Однако, быстро пресытившись всем, я вскоре почувствовал тяготение к наркотикам. Окутываемый голубыми клубами опиума, я витал в царстве теней и полутонов. Так я дотянул, наконец, до вчерашнего дня, то есть до положенного срока. Вчера я вынул револьвер, но здесь приключилось со мной совершенно непредвиденное: меня обуял дикий ужас. Не смерти желанной страшился я, конечно, а того неизбежного болевого мига, что связан с нею. Тут я понял впервые, что желать и стремиться — не то же, что мочь. «О если бы нашелся друг или враг, кто согласился бы взять на себя роль палача!» — воскликнул я громко, и вместе с этим звуком мой мозг пронзила мысль: «в Москве — усиленная охрана. Если я убью должностное лицо, палач свершит надо мной операцию, на которую у меня не хватает собственных сил». На минуту, правда, что-то дрогнуло в сердце: за что я убью человека? Но я быстро отогнал эти малодушные соображения. Что значит жизнь какого-нибудь городового, когда мной загублено уже столько юных душ?

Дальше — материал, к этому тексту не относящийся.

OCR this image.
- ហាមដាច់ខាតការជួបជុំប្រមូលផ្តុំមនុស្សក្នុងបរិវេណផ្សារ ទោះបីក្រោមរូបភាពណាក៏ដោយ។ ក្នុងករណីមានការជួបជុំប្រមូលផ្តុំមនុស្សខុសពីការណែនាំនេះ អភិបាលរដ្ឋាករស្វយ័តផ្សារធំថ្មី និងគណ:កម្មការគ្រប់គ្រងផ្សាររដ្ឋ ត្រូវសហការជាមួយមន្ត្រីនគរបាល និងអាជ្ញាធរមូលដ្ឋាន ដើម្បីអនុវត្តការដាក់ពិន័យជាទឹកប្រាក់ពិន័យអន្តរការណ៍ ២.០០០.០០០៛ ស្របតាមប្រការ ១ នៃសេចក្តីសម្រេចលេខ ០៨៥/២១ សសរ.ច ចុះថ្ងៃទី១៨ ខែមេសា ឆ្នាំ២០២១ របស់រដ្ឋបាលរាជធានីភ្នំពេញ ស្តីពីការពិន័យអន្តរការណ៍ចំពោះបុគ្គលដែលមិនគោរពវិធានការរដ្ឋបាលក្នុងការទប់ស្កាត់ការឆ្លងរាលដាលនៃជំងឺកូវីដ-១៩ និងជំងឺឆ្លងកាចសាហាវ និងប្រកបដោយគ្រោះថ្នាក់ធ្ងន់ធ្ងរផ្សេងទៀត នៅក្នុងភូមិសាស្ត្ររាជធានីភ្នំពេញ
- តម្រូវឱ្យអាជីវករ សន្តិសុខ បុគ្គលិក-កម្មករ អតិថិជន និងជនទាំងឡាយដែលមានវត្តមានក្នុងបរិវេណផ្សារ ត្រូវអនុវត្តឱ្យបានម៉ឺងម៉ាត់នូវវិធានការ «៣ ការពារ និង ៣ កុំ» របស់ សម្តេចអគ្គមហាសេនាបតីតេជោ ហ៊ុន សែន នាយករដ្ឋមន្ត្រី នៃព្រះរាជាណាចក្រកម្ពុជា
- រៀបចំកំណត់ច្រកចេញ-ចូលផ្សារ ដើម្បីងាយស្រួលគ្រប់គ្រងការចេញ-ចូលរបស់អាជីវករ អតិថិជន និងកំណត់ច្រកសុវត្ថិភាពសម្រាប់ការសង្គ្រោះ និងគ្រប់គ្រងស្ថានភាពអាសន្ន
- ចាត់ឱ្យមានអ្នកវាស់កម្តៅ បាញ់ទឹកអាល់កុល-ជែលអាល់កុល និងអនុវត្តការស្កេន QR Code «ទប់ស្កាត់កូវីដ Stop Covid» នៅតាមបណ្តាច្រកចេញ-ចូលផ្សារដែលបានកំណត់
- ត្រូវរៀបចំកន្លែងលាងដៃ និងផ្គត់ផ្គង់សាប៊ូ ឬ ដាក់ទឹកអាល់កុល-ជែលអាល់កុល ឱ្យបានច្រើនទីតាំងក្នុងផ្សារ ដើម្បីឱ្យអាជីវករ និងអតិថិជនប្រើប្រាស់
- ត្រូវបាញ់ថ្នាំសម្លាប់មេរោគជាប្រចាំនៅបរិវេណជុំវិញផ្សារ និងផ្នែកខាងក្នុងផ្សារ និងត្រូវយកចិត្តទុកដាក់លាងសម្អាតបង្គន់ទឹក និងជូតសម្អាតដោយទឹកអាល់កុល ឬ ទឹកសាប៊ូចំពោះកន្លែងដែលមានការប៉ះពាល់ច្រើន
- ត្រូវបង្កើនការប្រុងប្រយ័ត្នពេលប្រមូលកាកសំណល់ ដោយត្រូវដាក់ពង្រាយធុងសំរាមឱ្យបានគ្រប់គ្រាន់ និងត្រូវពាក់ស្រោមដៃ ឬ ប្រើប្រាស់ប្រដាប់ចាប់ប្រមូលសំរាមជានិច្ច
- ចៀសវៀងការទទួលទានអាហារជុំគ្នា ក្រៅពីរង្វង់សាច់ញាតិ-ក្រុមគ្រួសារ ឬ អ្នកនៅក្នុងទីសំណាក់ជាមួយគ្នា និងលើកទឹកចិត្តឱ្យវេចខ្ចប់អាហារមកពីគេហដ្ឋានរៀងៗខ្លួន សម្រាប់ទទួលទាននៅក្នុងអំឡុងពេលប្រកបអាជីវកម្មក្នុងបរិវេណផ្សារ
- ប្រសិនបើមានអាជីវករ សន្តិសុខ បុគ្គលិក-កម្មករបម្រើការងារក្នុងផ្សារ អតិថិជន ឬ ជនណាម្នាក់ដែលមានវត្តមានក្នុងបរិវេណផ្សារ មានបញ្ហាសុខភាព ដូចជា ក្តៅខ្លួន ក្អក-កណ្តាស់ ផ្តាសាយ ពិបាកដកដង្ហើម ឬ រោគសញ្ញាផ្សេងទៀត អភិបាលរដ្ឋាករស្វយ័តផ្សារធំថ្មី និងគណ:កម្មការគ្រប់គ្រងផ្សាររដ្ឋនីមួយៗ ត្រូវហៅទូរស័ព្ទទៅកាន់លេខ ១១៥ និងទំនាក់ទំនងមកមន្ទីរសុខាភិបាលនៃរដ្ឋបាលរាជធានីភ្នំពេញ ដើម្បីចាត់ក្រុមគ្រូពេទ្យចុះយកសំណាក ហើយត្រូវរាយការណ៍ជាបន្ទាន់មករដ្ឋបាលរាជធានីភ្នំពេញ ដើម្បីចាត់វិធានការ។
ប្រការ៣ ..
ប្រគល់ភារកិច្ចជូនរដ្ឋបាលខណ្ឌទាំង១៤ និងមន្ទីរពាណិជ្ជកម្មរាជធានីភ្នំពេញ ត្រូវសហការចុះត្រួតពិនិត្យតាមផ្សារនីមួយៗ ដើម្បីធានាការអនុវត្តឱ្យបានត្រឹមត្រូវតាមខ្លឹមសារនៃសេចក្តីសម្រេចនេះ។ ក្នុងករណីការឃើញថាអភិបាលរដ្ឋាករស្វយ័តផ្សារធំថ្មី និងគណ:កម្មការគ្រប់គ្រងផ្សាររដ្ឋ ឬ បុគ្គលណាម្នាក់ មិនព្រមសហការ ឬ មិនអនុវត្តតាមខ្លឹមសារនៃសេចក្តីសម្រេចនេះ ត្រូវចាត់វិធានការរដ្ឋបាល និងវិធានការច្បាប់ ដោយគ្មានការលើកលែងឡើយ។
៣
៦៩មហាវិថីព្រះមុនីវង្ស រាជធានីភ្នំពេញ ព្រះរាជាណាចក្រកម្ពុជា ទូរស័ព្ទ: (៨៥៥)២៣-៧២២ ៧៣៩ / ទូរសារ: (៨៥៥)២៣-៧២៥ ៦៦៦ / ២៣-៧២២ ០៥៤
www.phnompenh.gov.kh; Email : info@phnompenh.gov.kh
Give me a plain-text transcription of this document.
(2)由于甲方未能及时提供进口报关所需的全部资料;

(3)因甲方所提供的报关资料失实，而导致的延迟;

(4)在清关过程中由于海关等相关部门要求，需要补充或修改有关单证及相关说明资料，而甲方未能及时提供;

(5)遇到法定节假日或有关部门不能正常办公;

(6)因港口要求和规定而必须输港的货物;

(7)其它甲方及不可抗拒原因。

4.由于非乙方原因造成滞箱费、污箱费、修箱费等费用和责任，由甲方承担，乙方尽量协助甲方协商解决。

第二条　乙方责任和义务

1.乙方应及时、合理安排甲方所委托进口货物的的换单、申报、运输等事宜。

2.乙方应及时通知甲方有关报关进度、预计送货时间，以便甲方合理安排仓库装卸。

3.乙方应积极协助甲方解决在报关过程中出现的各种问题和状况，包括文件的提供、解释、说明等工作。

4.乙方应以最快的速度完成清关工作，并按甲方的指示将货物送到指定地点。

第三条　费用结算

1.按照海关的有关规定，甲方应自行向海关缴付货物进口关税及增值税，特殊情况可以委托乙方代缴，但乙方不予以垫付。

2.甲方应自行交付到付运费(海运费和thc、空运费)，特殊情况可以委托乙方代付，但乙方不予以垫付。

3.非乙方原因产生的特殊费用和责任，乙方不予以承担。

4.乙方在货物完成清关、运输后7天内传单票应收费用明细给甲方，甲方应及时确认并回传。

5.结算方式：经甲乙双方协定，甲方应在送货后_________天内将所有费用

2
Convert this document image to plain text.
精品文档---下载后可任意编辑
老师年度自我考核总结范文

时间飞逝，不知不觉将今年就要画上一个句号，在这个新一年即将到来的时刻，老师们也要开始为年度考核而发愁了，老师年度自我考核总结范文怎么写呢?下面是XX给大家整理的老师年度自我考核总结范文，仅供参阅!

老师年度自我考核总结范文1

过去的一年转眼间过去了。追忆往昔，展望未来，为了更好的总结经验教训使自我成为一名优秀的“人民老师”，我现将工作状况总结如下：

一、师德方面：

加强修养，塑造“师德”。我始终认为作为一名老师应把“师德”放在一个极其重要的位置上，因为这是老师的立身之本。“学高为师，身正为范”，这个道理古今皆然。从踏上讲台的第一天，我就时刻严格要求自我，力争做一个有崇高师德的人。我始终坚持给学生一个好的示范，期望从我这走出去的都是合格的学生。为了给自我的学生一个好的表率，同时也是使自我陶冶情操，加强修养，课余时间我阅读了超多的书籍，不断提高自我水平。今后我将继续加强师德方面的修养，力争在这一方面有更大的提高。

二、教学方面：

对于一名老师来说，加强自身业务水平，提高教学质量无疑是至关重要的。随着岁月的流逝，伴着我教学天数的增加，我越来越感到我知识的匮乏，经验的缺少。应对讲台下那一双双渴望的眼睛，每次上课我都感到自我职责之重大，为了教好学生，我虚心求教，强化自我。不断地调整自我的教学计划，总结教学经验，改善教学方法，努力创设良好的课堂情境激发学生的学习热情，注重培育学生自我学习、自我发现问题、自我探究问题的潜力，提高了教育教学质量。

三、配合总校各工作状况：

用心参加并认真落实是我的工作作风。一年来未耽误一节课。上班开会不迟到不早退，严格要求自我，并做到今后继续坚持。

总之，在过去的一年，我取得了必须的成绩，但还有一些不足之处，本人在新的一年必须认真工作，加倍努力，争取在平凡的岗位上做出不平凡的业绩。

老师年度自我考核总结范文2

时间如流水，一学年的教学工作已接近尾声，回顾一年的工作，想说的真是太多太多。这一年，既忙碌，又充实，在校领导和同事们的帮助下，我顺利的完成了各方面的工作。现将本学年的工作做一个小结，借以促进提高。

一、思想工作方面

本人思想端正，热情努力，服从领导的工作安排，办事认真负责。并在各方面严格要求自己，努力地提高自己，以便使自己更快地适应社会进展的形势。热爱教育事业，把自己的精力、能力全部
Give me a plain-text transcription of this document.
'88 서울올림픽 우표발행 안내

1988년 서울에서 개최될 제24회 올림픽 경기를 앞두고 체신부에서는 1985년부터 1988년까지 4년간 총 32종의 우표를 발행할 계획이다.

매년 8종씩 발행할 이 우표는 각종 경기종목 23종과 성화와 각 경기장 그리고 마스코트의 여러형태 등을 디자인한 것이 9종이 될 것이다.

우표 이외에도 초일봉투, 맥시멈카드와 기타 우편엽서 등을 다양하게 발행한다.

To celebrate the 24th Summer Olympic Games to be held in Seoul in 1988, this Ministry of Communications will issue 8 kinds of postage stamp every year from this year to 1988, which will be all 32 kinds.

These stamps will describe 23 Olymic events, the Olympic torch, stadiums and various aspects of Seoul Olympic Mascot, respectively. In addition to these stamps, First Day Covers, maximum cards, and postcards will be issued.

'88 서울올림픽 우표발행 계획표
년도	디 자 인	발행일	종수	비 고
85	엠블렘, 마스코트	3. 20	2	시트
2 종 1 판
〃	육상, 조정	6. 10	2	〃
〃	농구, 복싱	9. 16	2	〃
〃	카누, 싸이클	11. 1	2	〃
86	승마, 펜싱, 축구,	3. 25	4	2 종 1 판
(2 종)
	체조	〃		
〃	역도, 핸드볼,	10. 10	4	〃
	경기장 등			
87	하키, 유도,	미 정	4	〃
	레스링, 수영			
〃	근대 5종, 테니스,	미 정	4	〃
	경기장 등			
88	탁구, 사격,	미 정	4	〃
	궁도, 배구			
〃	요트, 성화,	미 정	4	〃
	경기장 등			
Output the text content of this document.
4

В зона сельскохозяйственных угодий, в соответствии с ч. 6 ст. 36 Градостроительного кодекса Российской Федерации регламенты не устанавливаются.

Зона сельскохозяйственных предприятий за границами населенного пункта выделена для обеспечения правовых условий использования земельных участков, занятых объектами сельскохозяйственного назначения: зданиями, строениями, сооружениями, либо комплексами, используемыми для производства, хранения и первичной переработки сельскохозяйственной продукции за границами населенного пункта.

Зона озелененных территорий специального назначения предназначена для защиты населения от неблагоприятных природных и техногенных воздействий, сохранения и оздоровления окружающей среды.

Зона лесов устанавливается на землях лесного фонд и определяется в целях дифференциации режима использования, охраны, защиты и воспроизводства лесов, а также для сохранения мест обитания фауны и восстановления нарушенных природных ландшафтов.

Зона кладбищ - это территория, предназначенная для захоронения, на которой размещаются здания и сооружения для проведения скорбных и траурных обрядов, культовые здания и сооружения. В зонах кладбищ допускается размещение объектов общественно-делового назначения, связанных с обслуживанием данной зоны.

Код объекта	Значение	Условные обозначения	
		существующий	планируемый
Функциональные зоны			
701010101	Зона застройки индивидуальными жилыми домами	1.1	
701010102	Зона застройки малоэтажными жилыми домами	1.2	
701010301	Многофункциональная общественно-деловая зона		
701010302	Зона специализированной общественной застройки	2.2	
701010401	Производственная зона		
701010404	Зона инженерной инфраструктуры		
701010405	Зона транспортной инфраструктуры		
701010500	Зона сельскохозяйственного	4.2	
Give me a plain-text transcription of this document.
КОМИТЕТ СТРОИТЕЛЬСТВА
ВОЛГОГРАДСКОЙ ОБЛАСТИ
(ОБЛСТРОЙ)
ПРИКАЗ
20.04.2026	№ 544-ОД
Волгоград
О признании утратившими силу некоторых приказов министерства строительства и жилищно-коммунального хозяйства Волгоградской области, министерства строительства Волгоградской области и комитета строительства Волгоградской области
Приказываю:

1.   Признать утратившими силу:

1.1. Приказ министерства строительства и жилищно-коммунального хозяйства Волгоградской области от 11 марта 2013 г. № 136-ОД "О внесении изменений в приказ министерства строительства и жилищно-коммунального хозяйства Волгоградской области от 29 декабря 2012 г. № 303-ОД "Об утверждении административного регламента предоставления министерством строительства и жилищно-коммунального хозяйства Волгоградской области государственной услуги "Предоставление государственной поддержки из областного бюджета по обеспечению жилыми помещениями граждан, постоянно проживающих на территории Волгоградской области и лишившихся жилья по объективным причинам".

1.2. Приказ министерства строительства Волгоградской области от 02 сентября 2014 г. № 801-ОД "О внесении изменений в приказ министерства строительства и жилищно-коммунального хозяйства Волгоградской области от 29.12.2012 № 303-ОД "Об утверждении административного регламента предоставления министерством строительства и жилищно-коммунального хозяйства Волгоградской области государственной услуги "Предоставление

Итак, я принял решение. Положив заряженный револьвер в карман, я вышел на улицу. На перекрестке я увидел городового, подошел и в упор выстрелил ему в голову. Теперь я требую справедливого применения ко мне закона.

В кабинете воцарилось молчание. Я прервал его словами:

— Конечно, ваше преступление гнусно, но все же вам место не на эшафоте, а в сумасшедшем доме.

Мой собеседник вскочил.

— Как, и вы туда же?! И вы стращаете меня проклятым призраком. Ложь, тысячу раз ложь! Я здоров, как вы, и действовал в здравом уме и твердой памяти! Вы не смеете отказывать мне в правосудии. Если вы не казните меня, я сбегу из любой тюрьмы и убью вас, вашего градоначальника, вашего министра и, если понадобится, самого государя.